A. Les relations avec les administrations

Sen, lorsqu’il décrit le mécanisme de conversion des droits en capabilités (liberté réelle) et la dimension subjective des droits, souligne le rôle capital de l’accès à l’information [Sen, 2000, p. 211]319. Le degré de proximité conditionne largement les représentations que les « administrés » se font de l’administration [Chevallier, 1992]. Un décalage culturel entraîne une vision tronquée et schématique de l’univers administratif. Ici en l’occurrence, déroutées par un vocabulaire qui leur est étranger, les femmes ont du mal à exprimer leurs préoccupations et leurs revendications. Leurs propres logiques se heurtent aux logiques bureaucratiques dont le fonctionnement rigide et rationnel exige calcul et prévision320. L’absence de souplesse est largement incompatible avec des raisonnements fondés sur l’urgence. Les termes utilisés par les femmes à propos des différents services administratifs illustrent bien la manière dont elles se représentent l’écheveau des aides et l’opacité du système : « cette grosse truc » pour parler de la Caisse d’allocations familiales, « le machin » pour désigner le Centre communal d’action sociale ou encore le « bazar » à propos de l’échéancier Banque de France.

L’obligation quasi-systématique de remplir des formulaires est une barrière supplémentaire. On imagine mal à quel point la « paperasse » peut être source d’appréhension et d’anxiété :

‘« Est-ce que je me suis pas trompée ? Je vais relire deux, trois, quatre fois avant d’aller le remettre, en main propre pour être sûr que ça arrive », nous dit Meïla à propos des documents administratifs (M. 28 ans, divorcée, 3 enfants, bénéficiaire du Rmi, vit en foyer, BEP non terminé). ’

Certaines femmes se sont toujours reposées sur leur conjoint, elles se trouvent particulièrement désarmées lorsque celui-ci décède ou vient à les quitter. Le moindre papier devient angoissant, ce qui les incite à repousser l’échéance. « On sait jamais comment il faut les tourner alors on attend », c’est ainsi que Marion justifie l’accumulation de documents administratifs et de factures (M. 36 ans, divorcée, 3 enfants, bénéficiaire du Rmi, titulaire d’un CAP coiffure). Certaines remplissent automatiquement les documents sans comprendre ce que signifient les différentes lignes. Non seulement cela accroît l’incertitude liée aux documents administratifs, mais le sentiment d’arbitraire n’en est que renforcé. Au-delà d’éventuels problèmes de lecture et d’écriture, les blocages sont pour beaucoup d’ordre psychologique. Dans un système considéré comme arbitraire, remplir correctement les formulaires conditionne la réussite d’obtention des aides. L’affectif, « la peur de ne pas y arriver », est alors susceptible de bloquer tout raisonnement.

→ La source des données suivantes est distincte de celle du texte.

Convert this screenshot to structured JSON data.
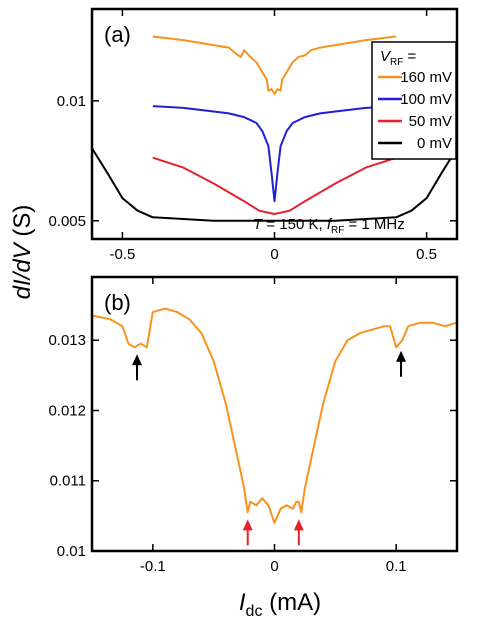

Comment expliquer, chez certaines femmes, l’ampleur ou la récurrence des retards de paiement des factures (eau, Edf, téléphone, etc.) ? Outre les défauts d’anticipation, c’est l’absence de sentiment de maîtrise du processus qui provoque les retards de paiement. La non compréhension du contenu des factures, notamment des différents tarifs, suscite un sentiment d’injustice qui incite à repousser l’échéance. Si le système est arbitraire, pourquoi le paiement ne le serait-il pas aussi ? Ne pas savoir qu’il est possible de mensualiser, ou encore de rééchelonner en cas de problème est un facteur de difficulté supplémentaire.

Notes
319.

Il l’évoque sans toutefois approfondir davantage et n’y consacre que quelques lignes.

320.

A. Pitrou [1992], lorsqu’elle analyse les relations entre les familles en situation précaire et les services administratifs, a longuement insisté sur ce point.